Archive issues

Author: Fabian Welc   |   Pages: 719–735



During the Polish and Egyptian salvage excavations in Tell Atrib conducted by Karol Myśliwiec and Hanna Szymańska an extensive Ptolemaic workshop district was discovered south of the kom Sidi Yousuf. It formed a dense conglomeration of small mud and ash brick built rooms, separated by narrow alleys and irregular courtyards. Approximately 350 objects made of faience including vessels, amulets, figurines, tesserae and beads were found during these excavations. Most probably all these objects were manufactured on the spot. Many faience artifacts found there bear evidence of being production wastes: they include complete and different in size fragments of vessels with characteristic cone-shaped supports, vessels with traces of mutual touching by other objects on their bodies, malformed vessels as well as figurines and vessels with cracks and deformation of the glazed surface, and finally, objects with grayish glaze and faience matrix – indicating the overfiring in the kiln. Vessels and figurines with defects of this kind being worthless, their presence in Tell Atrib proves the existence of local faience workshops, operating there in Ptolemaic and probably early Roman period.
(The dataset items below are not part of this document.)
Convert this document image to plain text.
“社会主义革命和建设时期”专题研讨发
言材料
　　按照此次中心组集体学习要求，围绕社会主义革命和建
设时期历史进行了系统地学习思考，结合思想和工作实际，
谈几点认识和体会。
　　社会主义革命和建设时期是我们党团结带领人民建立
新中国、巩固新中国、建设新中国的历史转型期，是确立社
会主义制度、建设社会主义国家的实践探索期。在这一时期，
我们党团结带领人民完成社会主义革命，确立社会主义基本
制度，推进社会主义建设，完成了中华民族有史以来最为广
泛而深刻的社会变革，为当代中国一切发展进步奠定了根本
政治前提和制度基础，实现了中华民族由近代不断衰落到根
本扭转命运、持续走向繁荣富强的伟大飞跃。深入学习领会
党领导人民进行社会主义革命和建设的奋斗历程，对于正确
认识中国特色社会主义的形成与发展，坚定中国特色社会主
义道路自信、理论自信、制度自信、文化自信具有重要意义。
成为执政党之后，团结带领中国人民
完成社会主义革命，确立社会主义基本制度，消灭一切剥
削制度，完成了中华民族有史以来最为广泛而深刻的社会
Examination of the stratigraphy of the site lead to assumption that the faience and ceramic workshops would have occupied the eastern – or more likely the northeastern – part of the excavated fragment of the Ptolemaic architectural complex, as observed already by K. Myśliwiec. Such ateliers should be situated in the spot later occupied by the middle Ptolemaic bath establishment of Ptolemy VI.